E i viola? Beh, il loro compito lo fanno. Sciarpe, bandiere, voce, mani e qualche torcia qua e là. Su questo non gli si può davvero imputare nulla. E’ l’aspetto numerico, come detto in precedenza, a lasciarmi perplesso. Ripenso a quelle foto dell’anno in cui i toscani giocarono in C2. Partite fondamentalmente insulse, eppure il Franchi faceva spesso registrare cifre da capogiro con una curva perennemente sold out. E’ un discorso applicabile un po’ a tutte le grandi realtà nostrane. Purtroppo abbiamo perso tanto del nostro attaccamento allo sport ed alla curva. C’è poco da fare. Ci si augura solamente che tutto ciò faccia parte di una ruota pronta a girare nuovamente a nostro favore. Di certo se nessuno si decide a toccarla rimarrà ferma.

In campo Gomez sbaglia tutto il possibile ed alla fine sono gli ellenici a trovare il vantaggio per l’euforia, come detto, dei 2.500 bianconeri. Ma per la Fiorentina sarebbe una punizione davvero esagerata, così ci pensa Pasqual a rimettere le cose a posto. Il suo tiro da fermo muore sotto il sette e regala ai suoi la certezza della qualificazione suscitando l’ovvia delusione degli ospiti che, a tre minuti dal termine, pregustavano uno storico successo.

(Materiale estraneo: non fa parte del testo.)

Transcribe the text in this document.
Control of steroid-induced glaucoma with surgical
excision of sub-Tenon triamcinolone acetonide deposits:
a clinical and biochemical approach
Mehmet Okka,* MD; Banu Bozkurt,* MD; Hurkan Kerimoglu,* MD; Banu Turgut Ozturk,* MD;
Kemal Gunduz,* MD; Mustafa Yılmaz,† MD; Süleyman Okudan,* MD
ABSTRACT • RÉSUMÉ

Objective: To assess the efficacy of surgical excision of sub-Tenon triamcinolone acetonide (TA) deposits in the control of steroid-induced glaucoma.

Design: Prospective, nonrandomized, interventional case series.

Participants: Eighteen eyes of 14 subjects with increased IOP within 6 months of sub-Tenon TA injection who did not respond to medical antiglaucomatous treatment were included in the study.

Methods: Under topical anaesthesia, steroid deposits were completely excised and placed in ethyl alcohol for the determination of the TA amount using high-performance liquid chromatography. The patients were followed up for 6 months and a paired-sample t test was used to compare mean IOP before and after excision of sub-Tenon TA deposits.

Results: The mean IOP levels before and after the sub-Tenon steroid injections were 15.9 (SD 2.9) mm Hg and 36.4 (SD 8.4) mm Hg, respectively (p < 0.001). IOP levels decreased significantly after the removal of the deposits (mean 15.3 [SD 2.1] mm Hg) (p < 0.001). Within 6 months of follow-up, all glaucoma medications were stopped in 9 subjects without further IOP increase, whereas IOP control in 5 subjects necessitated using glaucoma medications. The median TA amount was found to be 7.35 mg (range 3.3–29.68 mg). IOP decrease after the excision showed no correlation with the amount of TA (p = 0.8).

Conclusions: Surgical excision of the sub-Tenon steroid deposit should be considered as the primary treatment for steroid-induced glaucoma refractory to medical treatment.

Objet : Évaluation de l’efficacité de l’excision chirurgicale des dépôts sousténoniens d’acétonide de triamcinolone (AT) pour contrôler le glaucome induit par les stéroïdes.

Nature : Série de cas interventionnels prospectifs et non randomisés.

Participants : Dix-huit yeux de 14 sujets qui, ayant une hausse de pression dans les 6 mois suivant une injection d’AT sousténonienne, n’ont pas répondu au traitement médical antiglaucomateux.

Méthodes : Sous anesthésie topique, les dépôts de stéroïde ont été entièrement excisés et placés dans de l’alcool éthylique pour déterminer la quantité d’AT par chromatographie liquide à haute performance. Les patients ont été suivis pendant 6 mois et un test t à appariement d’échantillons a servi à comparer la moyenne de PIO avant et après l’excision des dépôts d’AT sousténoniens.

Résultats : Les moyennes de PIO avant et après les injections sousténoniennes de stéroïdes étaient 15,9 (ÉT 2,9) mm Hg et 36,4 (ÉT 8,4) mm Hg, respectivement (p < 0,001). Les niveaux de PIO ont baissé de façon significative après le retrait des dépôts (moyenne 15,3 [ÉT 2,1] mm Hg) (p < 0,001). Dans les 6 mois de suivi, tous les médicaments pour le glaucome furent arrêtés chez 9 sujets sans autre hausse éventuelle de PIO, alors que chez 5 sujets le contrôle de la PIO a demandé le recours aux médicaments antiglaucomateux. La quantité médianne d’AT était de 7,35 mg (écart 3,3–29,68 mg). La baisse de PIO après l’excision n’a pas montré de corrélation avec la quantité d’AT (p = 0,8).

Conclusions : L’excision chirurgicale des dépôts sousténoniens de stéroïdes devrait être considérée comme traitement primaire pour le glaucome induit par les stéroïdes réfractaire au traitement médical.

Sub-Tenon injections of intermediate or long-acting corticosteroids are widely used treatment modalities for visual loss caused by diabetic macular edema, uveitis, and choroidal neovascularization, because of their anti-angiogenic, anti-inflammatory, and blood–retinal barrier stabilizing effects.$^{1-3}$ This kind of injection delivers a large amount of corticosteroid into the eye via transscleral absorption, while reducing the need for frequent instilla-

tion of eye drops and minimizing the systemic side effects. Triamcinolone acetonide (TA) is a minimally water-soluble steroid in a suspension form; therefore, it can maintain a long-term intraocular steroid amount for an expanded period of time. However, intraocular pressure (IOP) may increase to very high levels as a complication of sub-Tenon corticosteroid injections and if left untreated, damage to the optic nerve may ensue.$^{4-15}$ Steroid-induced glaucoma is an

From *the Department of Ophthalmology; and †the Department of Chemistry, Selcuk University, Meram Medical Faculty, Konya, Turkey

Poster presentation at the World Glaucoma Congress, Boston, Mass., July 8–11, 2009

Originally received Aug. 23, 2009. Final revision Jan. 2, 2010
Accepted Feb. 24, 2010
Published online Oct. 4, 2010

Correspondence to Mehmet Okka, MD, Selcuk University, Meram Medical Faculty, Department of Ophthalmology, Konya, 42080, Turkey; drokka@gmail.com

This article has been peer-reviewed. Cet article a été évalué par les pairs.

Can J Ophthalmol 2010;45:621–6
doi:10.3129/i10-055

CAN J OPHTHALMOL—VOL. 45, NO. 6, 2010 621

Finisce con gli applausi di ambo le tifoserie e la pioggia che scroscia beata ed incurante di persone, come me, che devono uscire e cercare di ripararsi. Il bilancio finale è certamente positivo, anche se manca quel qualcosa in più per definirlo perfetto. Forse mi ero fatto troppe aspettative, o forse sono caduto vittima di quell’immaginario in cui ormai navighiamo e secondo il quale tutto ciò che viene da fuori è perfetto. Questi di Salonicco erano certamente belli, lo specifico onde evitare fraintendimenti, ma in vita mia posso dire di aver visto anche di meglio. Ad essere onesti.